Редкие простуды проходили мгновенно. В организме были неизрасходованные резервы прочности. Поэтому я был всегда весел, активен и любознателен. А может быть, я путаю что-то? Может быть, уже тогда страх жрал мое здоровье, а сознание спасало тело тем, что уходило в непрекращающиеся игры в шахматы с соседом Колькой, в беспорядочное чтение, которое могло длиться целыми днями. Может быть. Кто знает?

Я не отставал в физическом развитии. Более того, стал рано заниматься спортом. Но устройство моего тела, среднее по всем показателям и не выделяющееся чем-то особенным, не позволяло выдавать высокие результаты, хотя я бегал на короткие дистанции быстрее всех в классе. Я помню тот момент, когда мы на занятиях физкультурой начали осваивать стометровку. Стадиона рядом со школой не было, и бегали мы вдоль железнодорожного полотна, которое располагалось поблизости. Учитель, молодой парень, приблизительно рассчитал расстояние, вынул секундомер и дал старт. Я ветром примчался к финишу, опередив толпу мальчишек почти на половину дистанции. Когда мы вернулись к старту, я увидел, что учитель недоуменно смотрит на секундомер. По-видимому, там обозначился мировой рекорд. И пришлось ему честно отмерять сто метров широкими шагами. Мне тут же предложили заниматься в спортивной секции школы.

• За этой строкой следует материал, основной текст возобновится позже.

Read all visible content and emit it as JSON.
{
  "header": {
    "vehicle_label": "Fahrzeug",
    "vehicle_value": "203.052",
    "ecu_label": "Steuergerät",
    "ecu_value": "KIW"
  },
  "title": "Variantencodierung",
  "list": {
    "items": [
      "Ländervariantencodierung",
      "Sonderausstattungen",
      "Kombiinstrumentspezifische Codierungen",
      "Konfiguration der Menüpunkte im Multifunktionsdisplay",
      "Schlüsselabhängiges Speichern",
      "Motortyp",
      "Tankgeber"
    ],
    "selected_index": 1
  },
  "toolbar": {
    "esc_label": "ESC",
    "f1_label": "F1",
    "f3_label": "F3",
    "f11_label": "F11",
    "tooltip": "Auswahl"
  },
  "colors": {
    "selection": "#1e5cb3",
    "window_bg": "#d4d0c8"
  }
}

Выдали шиповки. Но я не выбегал из результатов третьего разряда, как ни старался. Может быть, это было вызвано тем, что страх частично уже разрушил меня, и мышцы были задавлены мощным катком постоянных переживаний.

Страх стал постоянным спутником в жизни. Он бил в сердце, и оно дрожало, как мокрый котенок. Наносил удары в живот, чем вызывал спазмы и короткие пробежки до туалета. Он целился в мозг, и иногда ночи были бессонными. Мой организм оказался не таким уж защищенным.

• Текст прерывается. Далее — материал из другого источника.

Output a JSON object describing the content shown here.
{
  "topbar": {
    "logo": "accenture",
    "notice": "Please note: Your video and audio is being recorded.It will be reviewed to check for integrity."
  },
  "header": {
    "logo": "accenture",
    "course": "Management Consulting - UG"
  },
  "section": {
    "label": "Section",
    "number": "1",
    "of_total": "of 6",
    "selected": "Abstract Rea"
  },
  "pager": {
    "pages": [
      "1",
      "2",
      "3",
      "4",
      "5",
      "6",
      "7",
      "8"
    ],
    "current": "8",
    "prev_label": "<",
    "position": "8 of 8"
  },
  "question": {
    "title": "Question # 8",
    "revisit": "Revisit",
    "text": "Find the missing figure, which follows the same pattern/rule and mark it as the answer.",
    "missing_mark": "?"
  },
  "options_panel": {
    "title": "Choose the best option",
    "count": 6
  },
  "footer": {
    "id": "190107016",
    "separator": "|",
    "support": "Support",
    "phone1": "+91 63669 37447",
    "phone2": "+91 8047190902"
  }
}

А болезненное, обостренное воображение, кроме вреда, ничего больше не приносило. Оно помогало при занятиях онанизмом, да и только. Я взрослел, и мой страх перед онанизмом приобрел чудовищные размеры. Я считал себя неполноценным, ущербным.

Если бы я жил в большом городе, если бы у меня была, как сейчас говорят, хорошая тусовка, я бы начал нормальную, пусть эпизодическую, половую жизнь. Это увело бы меня от постоянного онанизма, и проблема отпала бы сама собой. Но в маленьком военном городке все знали друг друга. Девчонки были наперечет. И пуританские принципы блюлись строго. Я не помню ни одного открытого скандала.

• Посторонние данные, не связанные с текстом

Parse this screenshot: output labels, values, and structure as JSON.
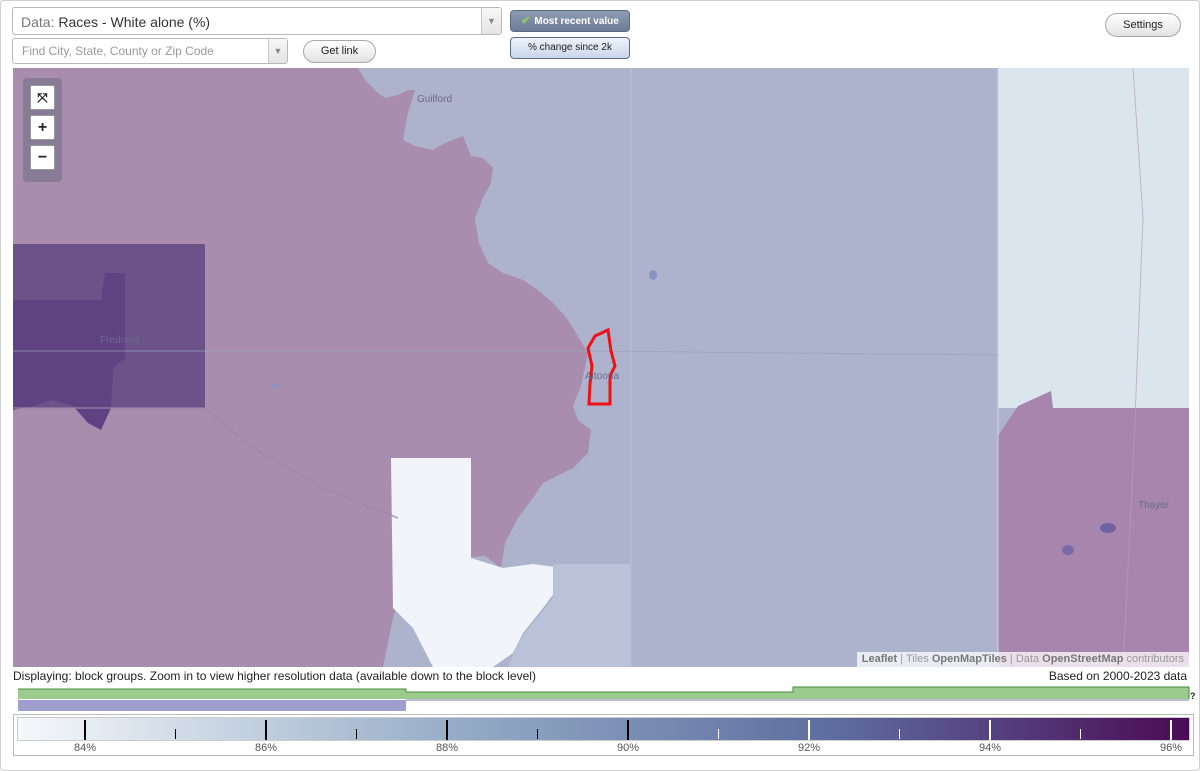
{
  "data_selector": {
    "prefix": "Data:",
    "value": "Races - White alone (%)"
  },
  "search": {
    "placeholder": "Find City, State, County or Zip Code",
    "value": ""
  },
  "buttons": {
    "get_link": "Get link",
    "most_recent": "Most recent value",
    "pct_change": "% change since 2k",
    "settings": "Settings"
  },
  "map": {
    "labels": {
      "guilford": "Guilford",
      "fredonia": "Fredonia",
      "altoona": "Altoona",
      "thayer": "Thayer"
    },
    "zoom": {
      "fit": "⤧",
      "in": "+",
      "out": "−"
    },
    "attribution": {
      "leaflet": "Leaflet",
      "sep1": "|",
      "tiles_label": "Tiles",
      "tiles_link": "OpenMapTiles",
      "sep2": "|",
      "data_label": "Data",
      "osm_link": "OpenStreetMap",
      "contributors": "contributors"
    },
    "colors": {
      "light": "#aeb3cd",
      "mid": "#a88dae",
      "dark": "#6b5289",
      "darker": "#5f4282",
      "near_white": "#f1f4f8",
      "pale_blue": "#dbe5ed",
      "highlight": "#ee1111"
    }
  },
  "info": {
    "displaying": "Displaying: block groups. Zoom in to view higher resolution data (available down to the block level)",
    "based_on": "Based on 2000-2023 data",
    "help": "?"
  },
  "legend": {
    "labels": [
      "84%",
      "86%",
      "88%",
      "90%",
      "92%",
      "94%",
      "96%"
    ],
    "values": [
      84,
      86,
      88,
      90,
      92,
      94,
      96
    ],
    "colors": {
      "start": "#f5f8fb",
      "mid": "#8fa7c3",
      "mid2": "#5d6c9f",
      "end": "#4b0a56"
    }
  },
  "timeline": {
    "colors": {
      "green": "#9bcc8e",
      "green_border": "#4a8a3c",
      "purple": "#9e9fcf"
    }
  }
}
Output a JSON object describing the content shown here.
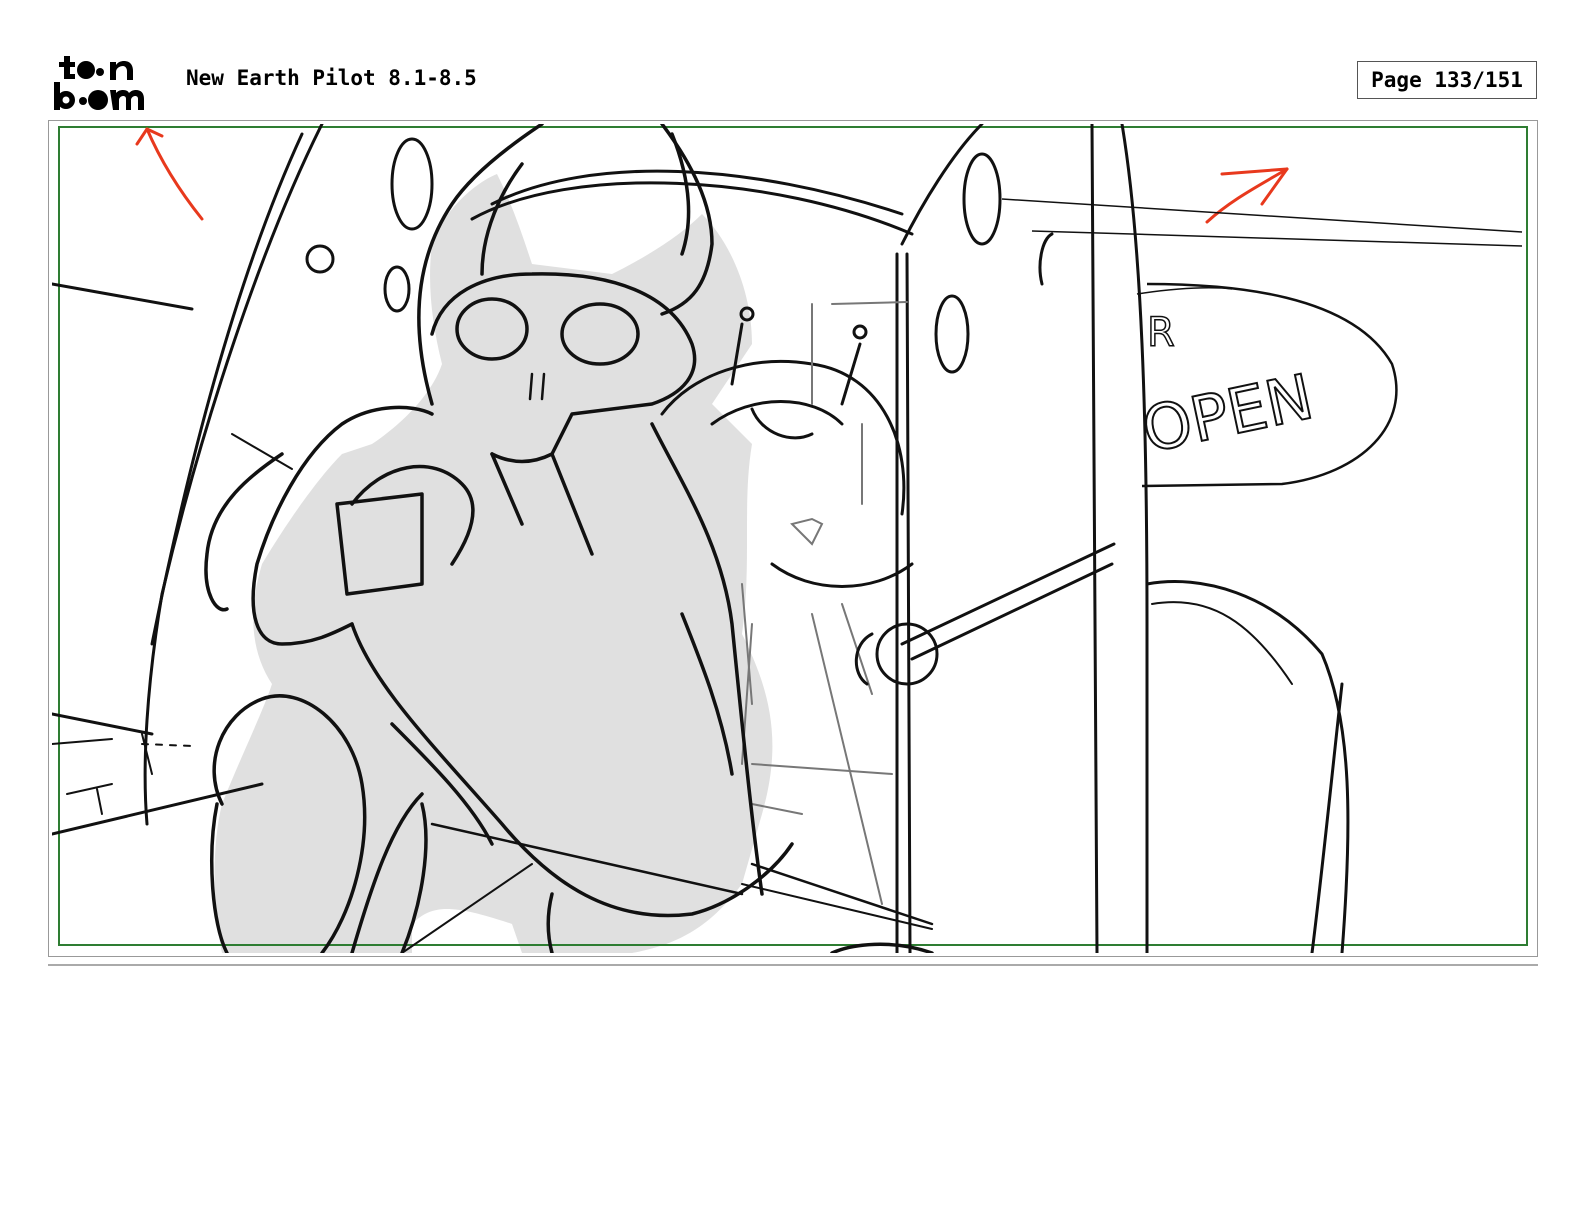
{
  "header": {
    "logo_line1": "toon",
    "logo_line2": "boom",
    "project_title": "New Earth Pilot 8.1-8.5",
    "page_label": "Page 133/151"
  },
  "panel": {
    "sign_text": "OPEN",
    "sign_text_partial": "R",
    "camera_move_color": "#e8391d",
    "safe_frame_color": "#2e7d32",
    "shading_color": "#e0e0e0"
  }
}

Кроме одного трагического случая, когда подвыпивший молодой летчик, живший в гостинице, отправился на свидание с одинокой женщиной. Он попытался спуститься по непрочно прикрепленной жестянке водосточной трубы с крыши на балкон. Труба оторвалась, и летчик совершил свой последний полет с высоты пятого этажа.

Так что начать вовремя трахаться мне не светило. Тем более что даже на танцы в городской парк я не ходил. Это было смертельно опасно.

Драки в парке происходили постоянно, особенно после танцев, и порой превращались в жуткие побоища. Попасть в эту мясорубку можно было легко, просто задев кого-то плечом. Поэтому ходившие на танцы пацаны из нашего класса считались героями. Правда, все они не были героями-одиночками, так как отправлялись в парк в составе мощной группы своего района.